Subway TV & Radio, an audio and video package supporting in-restaurant sales and marketing messages, is now in place at about 1,000 U.S. Subway locations and may soon move overseas, according to chain and vendor representatives.
A digital signage network, Subway TV & Radio uses an in-restaurant media player and 40-inch, high-definition flat-screen display viewable by customers as they order. The network displays videos, images and Internet-streamed music and marketing messages.
“With digital signage, we are building a viable, cost-effective program to help our franchisees reach their customers with timely product and promotional messages that influence customer behavior at the counter and increase sales,” said Dennis Clabby, vice president of purchasing for Independent Purchasing Cooperative Inc., a Subway franchisee owned purchasing organization.
“Designed to increase store profitability, the strong positive response of the franchisees and the rapid growth of this program is very encouraging,” he said in a statement.
Officials of Doctor’s Associates Inc., the parent to the 36,000-unit Milford, Conn.-based Subway, said they had no comments about the system or its operation beyond those in the statement.
In its mission to increase sales and profits with nearly all promotional content, Subway TV & Radio differs from the McDonald’s Channel in-restaurant video network slated to be installed in about 650 company and franchisee-operated locations in Southern and Central California.
Watch Subway’s in-restaurant programming; story continues below
According to McDonald’s Channel developers, McDonald’s will offer up about 90 seconds of directly promotional content and the chain’s advertising partners will get about eight minutes of brand messaging during each hour of programming. The content includes general news and entertainment features, localized information and behind-the-scenes looks at McDonald’s.
Though the McDonald’s Channel is a work in progress, the Oak Brook, Ill.-based chain completed a rollout of digital menu and promotion boards for the McCafe beverage program to about 12,600 of the chain’s domestic locations in early 2011.
Bakery-cafe operator and franchisor Tim Hortons Inc. of Oakville, Ontario, in October said it will add digital menu boards to more than 2,700 locations in Canada, or about 80 percent of its system there, by the end of 2012. The chain has long had digital promotions boards, with brand and community news, in most if not all of its Canadian restaurants.

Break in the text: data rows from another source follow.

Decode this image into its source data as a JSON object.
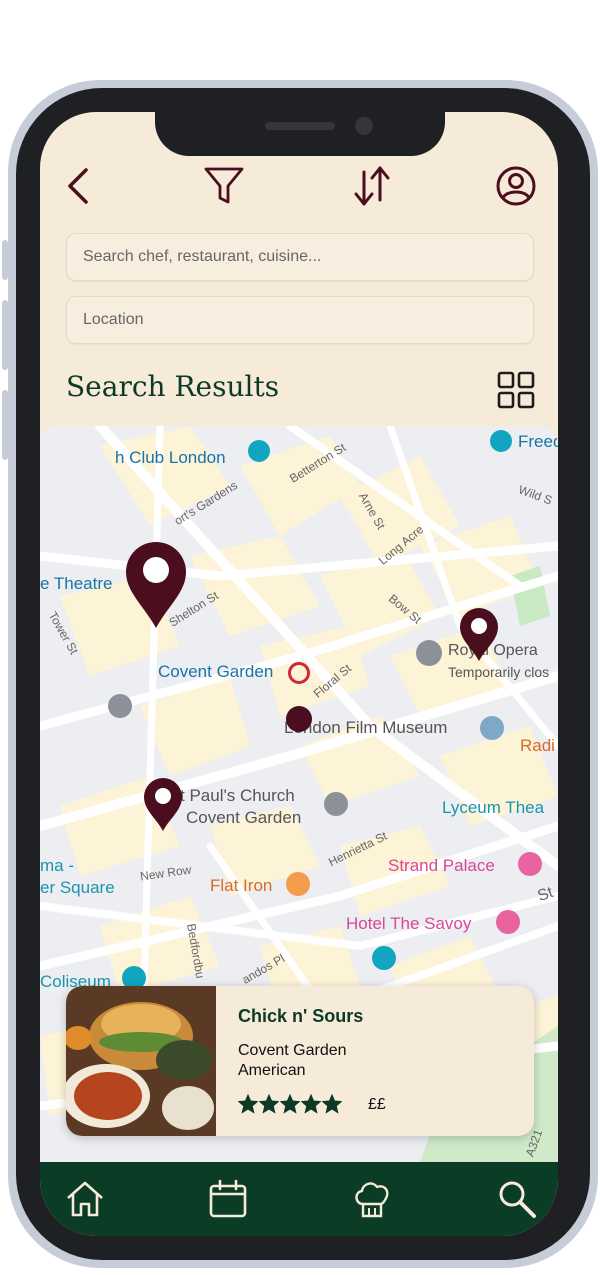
{
  "header": {
    "back_icon": "chevron-left-icon",
    "filter_icon": "funnel-icon",
    "sort_icon": "sort-arrows-icon",
    "profile_icon": "user-circle-icon"
  },
  "search": {
    "query_placeholder": "Search chef, restaurant, cuisine...",
    "location_placeholder": "Location"
  },
  "results": {
    "title": "Search Results",
    "view_toggle_icon": "grid-view-icon"
  },
  "map": {
    "places": {
      "club": "h Club London",
      "freed": "Freed",
      "theatre": "e Theatre",
      "covent_garden": "Covent Garden",
      "royal_opera": "Royal Opera",
      "temporarily": "Temporarily clos",
      "film_museum": "London Film Museum",
      "radio": "Radi",
      "st_pauls_1": "t Paul's Church",
      "st_pauls_2": "Covent Garden",
      "lyceum": "Lyceum Thea",
      "strand_palace": "Strand Palace",
      "flat_iron": "Flat Iron",
      "savoy": "Hotel The Savoy",
      "cinema_1": "ma -",
      "cinema_2": "er Square",
      "coliseum": "Coliseum"
    },
    "streets": {
      "betterton": "Betterton St",
      "gardens": "ort's Gardens",
      "shelton": "Shelton St",
      "arne": "Arne St",
      "long_acre": "Long Acre",
      "wild": "Wild S",
      "tower": "Tower St",
      "bow": "Bow St",
      "floral": "Floral St",
      "henrietta": "Henrietta St",
      "new_row": "New Row",
      "bedford": "Bedfordbu",
      "chandos": "andos Pl",
      "a321": "A321",
      "st": "St"
    }
  },
  "card": {
    "name": "Chick n' Sours",
    "area": "Covent Garden",
    "cuisine": "American",
    "rating": 5,
    "rating_max": 5,
    "price": "££"
  },
  "nav": {
    "home_icon": "home-icon",
    "calendar_icon": "calendar-icon",
    "chef_icon": "chef-hat-icon",
    "search_icon": "search-icon"
  },
  "colors": {
    "accent_dark": "#4a0e1f",
    "brand_green": "#0b3c26",
    "background": "#f6ead9"
  }
}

That makes the emerging Subway digital content network among the larger deployments of its kind within foodservice. Independent analyst Nikki Baird, a managing partner with Retail Systems Research, has some ideas about why the initiative is catching on with the chain’s franchisees.
“They made sure that the benefits weren’t in the strategic realm of ‘branding’ but in the real tactics of results that a franchise owner could get behind,” Baird said.
Based on a briefing she was given about the system, Baird said she believed Subway did itself a favor by doing thorough initial testing at about 50 locations to better understand “what to promote, when to promote and how use might vary by store and by daypart.”
Baird’s company provides market intelligence on retailers’ attitudes and intentions around technology and the strategies it enables.
She said her observations of industries outside of foodservice suggest that successful efforts to convince franchisees to deploy digital signage have at least two characteristics in common.
“The ROI has to be something the franchisee sees; in other words, it has to help them sell more stuff,” she said. “And it has to provide for both corporate-controlled branded communications as well as a relatively high degree of local control or customization of that content.”
Subway said the programming content is supplied and managed at a national level, but that franchisees can influence what is played by logging on and scheduling changes through a franchisee portal. The network allows for local control of playlists across several time slots, such as, lunch or dinner, it said.
Such customization is important, said Tony Pace, senior vice president and chief marketing officer of the Subway Franchisee Advertising Fund.
“Given the size and scope of our business, our marketing emphasis is not on having a singular message during one particular point of time,” Pace said. “We’re selling sandwiches all day long to over 30 million customers per week.”
Pace credited Real Digital Media, the developer of the Neocast digital signage platform being used by Subway, with helping the chain “extend content placement functions to thousands of local users without relinquishing centralized control.”
For its program, Subway is using Samsung commercial grade displays and Nexcom fanless Z-Player video and audio media players.
Integration of Subway TV & Radio into 500 or so Subway restaurants in the Los Angeles market was rapid, said Bob Grewal, franchisee and Los Angeles area development agent.
“We are confident that the addition of digital signage will enable us to better communicate with our diverse customers and drive future growth,” he said.
The basic hardware, software license and installation package recently was running about $1,999–$1,799 if a smaller 32-inch display was substituted — excluding any additional custom messaging or electrical, Internet or audio cabling installation or service that may be needed, a website for Subway franchisees indicated.
Subway franchisees have the option of upgrading from royalty-free “Subway Radio Basic” content to a $299-a-year program of premium music programming, including such theme packages as “Pop Mix,” “Route 66,” “Spice Latin” and “Jazz Café.”